ˌrēˈɡrō/ verb/ gerund or present participle: Regrowing "to grow or be grown anew or continued growth after an injury or after having died or withered"
Today’s message at church (I went to the new Barracks Row location today!) was about dying to self, but also what happens when we reach the end of our “event horizon”
So, it started out explaining that there comes a point in each of our lives that we will forever be doing what we have been doing and be who we have always been. That we have reached the end (so to speak) of ourselves and it takes something outside of ourselves (God) to move us past our limits.
Then Pastor Mark (Batterson) went on to explain that in order for God to move us we have to die to ourselves DAILY.
“saying, “The Son of Man must suffer many things and be rejected by the elders and chief priests and scribes, and be killed and be raised up on the third day.”

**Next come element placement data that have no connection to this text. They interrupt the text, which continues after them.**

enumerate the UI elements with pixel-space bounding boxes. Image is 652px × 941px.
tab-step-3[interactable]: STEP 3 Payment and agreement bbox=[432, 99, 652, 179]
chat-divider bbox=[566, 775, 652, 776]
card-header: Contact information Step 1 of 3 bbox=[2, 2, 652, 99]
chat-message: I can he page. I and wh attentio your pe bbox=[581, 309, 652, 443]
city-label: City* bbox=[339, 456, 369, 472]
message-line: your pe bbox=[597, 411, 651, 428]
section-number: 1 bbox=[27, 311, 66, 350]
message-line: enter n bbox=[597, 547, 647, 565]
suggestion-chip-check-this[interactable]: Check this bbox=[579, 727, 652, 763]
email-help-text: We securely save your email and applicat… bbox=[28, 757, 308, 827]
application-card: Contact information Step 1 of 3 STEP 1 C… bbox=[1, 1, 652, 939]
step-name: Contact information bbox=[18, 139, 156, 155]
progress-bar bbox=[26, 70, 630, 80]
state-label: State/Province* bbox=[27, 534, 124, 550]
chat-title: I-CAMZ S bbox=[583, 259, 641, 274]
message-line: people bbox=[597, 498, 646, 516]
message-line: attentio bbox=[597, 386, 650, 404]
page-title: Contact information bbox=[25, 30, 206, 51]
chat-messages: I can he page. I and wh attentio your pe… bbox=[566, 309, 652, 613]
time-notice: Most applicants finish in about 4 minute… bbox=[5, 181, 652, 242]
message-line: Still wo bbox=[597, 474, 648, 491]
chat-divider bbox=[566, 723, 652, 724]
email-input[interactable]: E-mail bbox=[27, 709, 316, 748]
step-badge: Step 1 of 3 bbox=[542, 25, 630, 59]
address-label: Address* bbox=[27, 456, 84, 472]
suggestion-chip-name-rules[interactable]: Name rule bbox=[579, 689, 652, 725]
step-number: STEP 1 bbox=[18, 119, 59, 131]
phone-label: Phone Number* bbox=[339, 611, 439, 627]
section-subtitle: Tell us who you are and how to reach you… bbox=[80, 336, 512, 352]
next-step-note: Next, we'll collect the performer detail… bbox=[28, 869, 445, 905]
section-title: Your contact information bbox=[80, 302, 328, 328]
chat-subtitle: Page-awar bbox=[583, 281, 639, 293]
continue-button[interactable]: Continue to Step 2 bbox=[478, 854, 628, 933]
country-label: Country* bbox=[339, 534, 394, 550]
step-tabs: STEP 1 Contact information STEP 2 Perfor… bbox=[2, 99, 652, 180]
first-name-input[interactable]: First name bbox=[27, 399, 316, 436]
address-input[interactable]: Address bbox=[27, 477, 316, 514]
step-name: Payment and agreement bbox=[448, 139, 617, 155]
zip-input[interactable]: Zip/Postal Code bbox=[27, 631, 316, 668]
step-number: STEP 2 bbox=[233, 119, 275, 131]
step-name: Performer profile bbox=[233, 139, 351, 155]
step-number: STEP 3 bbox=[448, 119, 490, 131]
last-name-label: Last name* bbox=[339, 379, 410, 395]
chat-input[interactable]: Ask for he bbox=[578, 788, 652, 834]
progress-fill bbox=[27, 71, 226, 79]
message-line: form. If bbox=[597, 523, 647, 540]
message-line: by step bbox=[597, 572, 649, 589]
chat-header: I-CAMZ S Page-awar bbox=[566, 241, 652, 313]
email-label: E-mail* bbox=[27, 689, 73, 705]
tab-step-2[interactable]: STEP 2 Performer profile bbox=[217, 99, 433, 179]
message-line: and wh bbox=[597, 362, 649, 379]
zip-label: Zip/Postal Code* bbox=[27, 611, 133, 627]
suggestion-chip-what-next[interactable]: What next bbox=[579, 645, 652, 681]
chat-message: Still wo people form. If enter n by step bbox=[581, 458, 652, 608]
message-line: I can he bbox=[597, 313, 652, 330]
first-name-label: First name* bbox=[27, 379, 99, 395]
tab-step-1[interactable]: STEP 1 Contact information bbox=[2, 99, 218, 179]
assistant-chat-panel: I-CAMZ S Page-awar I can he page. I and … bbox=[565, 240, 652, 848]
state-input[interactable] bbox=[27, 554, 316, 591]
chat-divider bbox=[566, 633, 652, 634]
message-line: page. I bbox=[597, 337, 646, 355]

23And He was saying to them all, “If anyone wishes to come after Me, he must deny himself, and take up his cross daily and follow Me.

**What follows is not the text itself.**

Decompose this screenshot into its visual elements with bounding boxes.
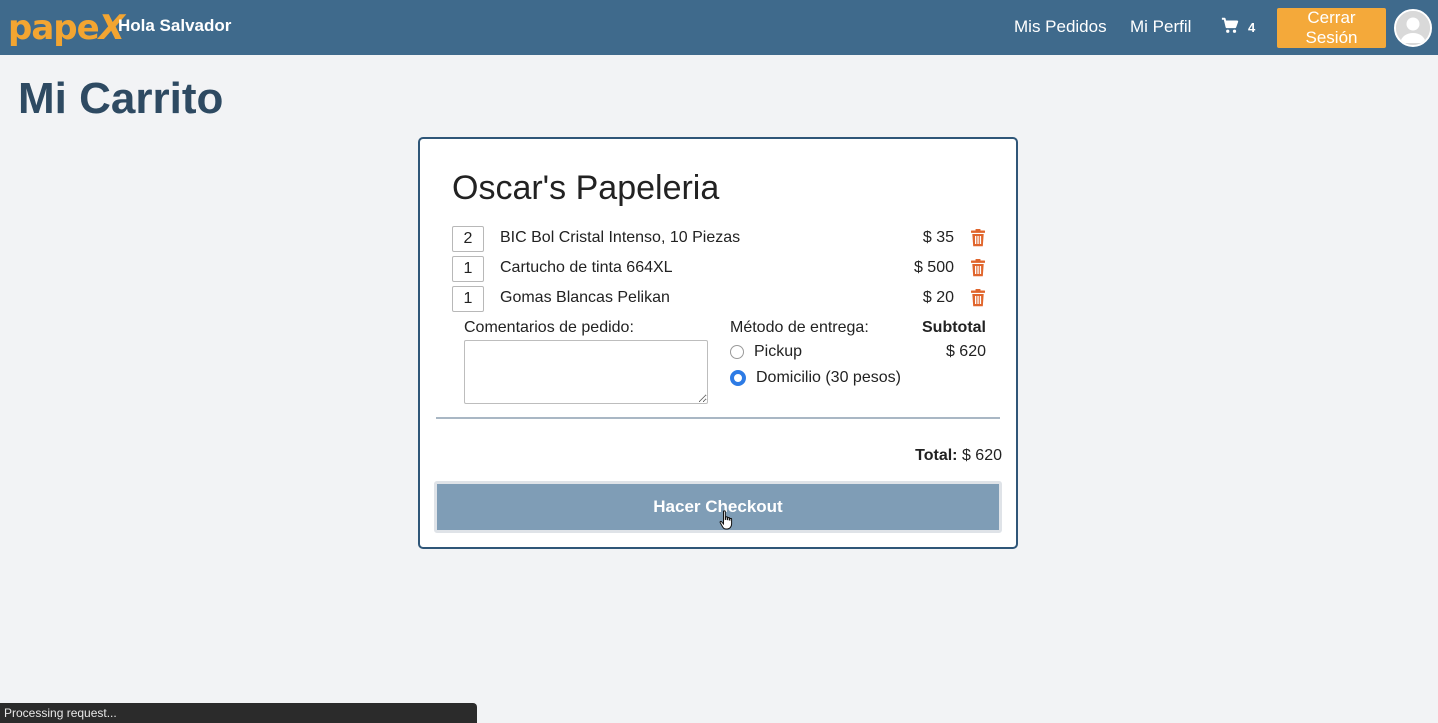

24“For whoever wishes to save his life will lose it, but whoever loses his life for My sake, he is the one who will save it.
25“For what is a man profited if he gains the whole world, and loses or forfeits himself” – Luke 9:22-25
He went into details and explanations about how as humans we want to overcome things.. without actually having to overcome anything. And used the example of a man who sent him an email about being inspired by one of his books and how God used it to really motivate the man to get his health in order… which subsequently he lost 242lbs (that’s more than an entire person!). But in order to do that he would have to essentially die to self (torture) himself at the gym daily, with the food he ate.. and he would not be able to do that without the help of the Lord to keep it going.
He also said that while the saying is “no pain, no gain” we in all honesty really just want “no pain.. no pain.” We have this adverse reaction to avoiding pain.. regardless of what it would mean in the long run.
The message went on and on.. and was absolutely amazing.. but I really just want to focus on this part of the message…
Dying to myself daily. What would that look like in my own personal life?.. Oh gosh it could mean any number of things.. I think for each person it is something different. Some people it’s food, alcohol, TV, etc..etc.. Really anything that needs to be given up, then gone to Christ in prayer asking Him to take it and do whatever He wants with it… Sometimes He will give it back.. and other times He will literally just want it to die out of your life. But, whatever it is will look different and be a different thing for each of us.
I don’t know what mine is today.. or tomorrow. But, I really needed the reminder that it’s time I begin focusing on dying to self again. I needed the kick in the gut to re-focus on God.. Which might sound funny since I pray and talk about God all the time.. But it is SO easy to have that always on my mind, but never really actually focus on the reality of what those actions would look like in my life.
Lord, help me die to self and learn what that looks like for me now. Give me the strength to follow through and follow YOU.